Picture this. A woman here in Calgary is in a violent and abusive relationship. Tired of the abuse and fearful for her and her children’s safety and well-being, she makes the choice to leave and enters into a local women’s shelter. From there she has only a few weeks before her shelter stay is up to find a safe and stable place to live for herself and her children. The stress and pressure builds. Rents are high and her income is low. Second stage shelter units are scarce because of demand. She is unsure of her options. She would rather go back than risk being homeless with her kids. Their lives have been disrupted enough. A decision that seemed easy a few weeks ago is harder to rationalize.
Every day too many women who make the choice to leave situations of family violence find themselves on the precipice of becoming homeless in their attempts to leave for safety. As such, these women are not only in need of support to address the issues that result from domestic violence but also access to safe and affordable long term housing. Mounting research in Canada has confirmed that family violence is one of the main causes of homelessness among families. Family violence leads to relationship breakdowns, evictions, financial stress and too often the result can be a family without a place to call home. We believe that all individuals have a right to housing because we know that stability in housing often leads to enhanced functioning in other critical life areas. However, housing alone does not address the myriad of issues that comes with the experience of domestic violence.

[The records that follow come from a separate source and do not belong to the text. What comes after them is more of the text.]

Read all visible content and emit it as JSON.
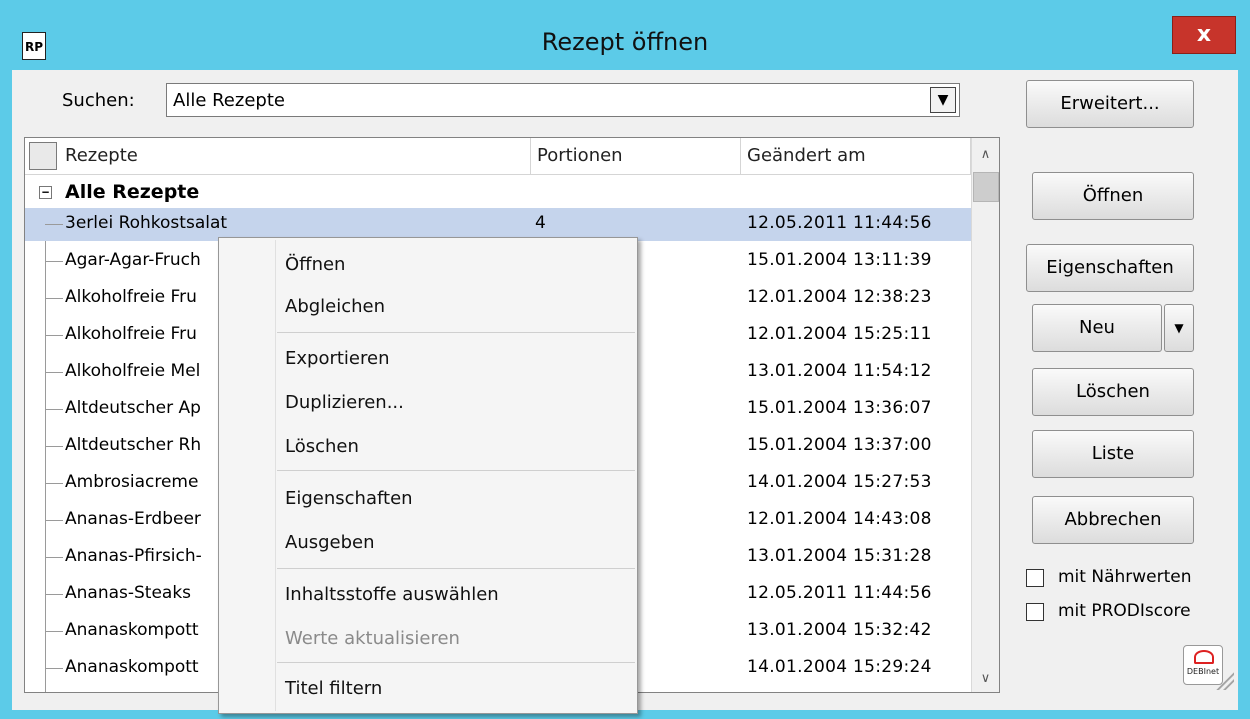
{
  "window": {
    "title": "Rezept öffnen",
    "icon_text": "RP",
    "close_label": "x"
  },
  "search": {
    "label": "Suchen:",
    "value": "Alle Rezepte"
  },
  "buttons": {
    "advanced": "Erweitert...",
    "open": "Öffnen",
    "properties": "Eigenschaften",
    "new": "Neu",
    "delete": "Löschen",
    "list": "Liste",
    "cancel": "Abbrechen"
  },
  "list": {
    "columns": [
      "Rezepte",
      "Portionen",
      "Geändert am"
    ],
    "group": "Alle Rezepte",
    "rows": [
      {
        "name": "3erlei Rohkostsalat",
        "portions": "4",
        "changed": "12.05.2011 11:44:56",
        "selected": true
      },
      {
        "name": "Agar-Agar-Fruch",
        "portions": "",
        "changed": "15.01.2004 13:11:39"
      },
      {
        "name": "Alkoholfreie Fru",
        "portions": "",
        "changed": "12.01.2004 12:38:23"
      },
      {
        "name": "Alkoholfreie Fru",
        "portions": "",
        "changed": "12.01.2004 15:25:11"
      },
      {
        "name": "Alkoholfreie Mel",
        "portions": "",
        "changed": "13.01.2004 11:54:12"
      },
      {
        "name": "Altdeutscher Ap",
        "portions": "",
        "changed": "15.01.2004 13:36:07"
      },
      {
        "name": "Altdeutscher Rh",
        "portions": "",
        "changed": "15.01.2004 13:37:00"
      },
      {
        "name": "Ambrosiacreme",
        "portions": "",
        "changed": "14.01.2004 15:27:53"
      },
      {
        "name": "Ananas-Erdbeer",
        "portions": "",
        "changed": "12.01.2004 14:43:08"
      },
      {
        "name": "Ananas-Pfirsich-",
        "portions": "",
        "changed": "13.01.2004 15:31:28"
      },
      {
        "name": "Ananas-Steaks",
        "portions": "",
        "changed": "12.05.2011 11:44:56"
      },
      {
        "name": "Ananaskompott",
        "portions": "",
        "changed": "13.01.2004 15:32:42"
      },
      {
        "name": "Ananaskompott",
        "portions": "",
        "changed": "14.01.2004 15:29:24"
      }
    ]
  },
  "context_menu": {
    "items": [
      {
        "label": "Öffnen"
      },
      {
        "label": "Abgleichen"
      },
      {
        "label": "Exportieren"
      },
      {
        "label": "Duplizieren..."
      },
      {
        "label": "Löschen"
      },
      {
        "label": "Eigenschaften"
      },
      {
        "label": "Ausgeben"
      },
      {
        "label": "Inhaltsstoffe auswählen"
      },
      {
        "label": "Werte aktualisieren",
        "disabled": true
      },
      {
        "label": "Titel filtern"
      }
    ]
  },
  "options": {
    "nutrients": {
      "label": "mit Nährwerten",
      "checked": false
    },
    "prodiscore": {
      "label": "mit PRODIscore",
      "checked": false
    }
  },
  "logo_text": "DEBInet",
  "colors": {
    "titlebar": "#5ccbe8",
    "close": "#c7342b",
    "selection": "#c5d4ec"
  }
}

Our goal here at Discovery House is to end homelessness for victims of domestic violence by providing options for housing with a focus on support, safety and sustainability.
In order to achieve this goal, last year Discovery House established the Community Housing Program (CHP) that offers intensive case management and mental health support for at-risk families. As a part of Calgary’s innovative 10 Year Plan to End Homelessness the CHP moves women and children from domestic violence emergency shelters and into their own homes in the community with support services. We are known to be one of its first of kind programs in Canada. CHP works in close collaboration with a comprehensive housing initiative, known as the CUPS Rapid Exit Program.
Since February 2009 we have housed and supported over 100 women and 260 children in the community. We have been able to provide services to women and children in a way that meets the needs of women and children who have experienced domestic violence and who are facing homelessness. This week here in Calgary (September 20 – 24, 2010) it is Homeless Awareness Week. Don’t you agree that every family deserves a place to call home?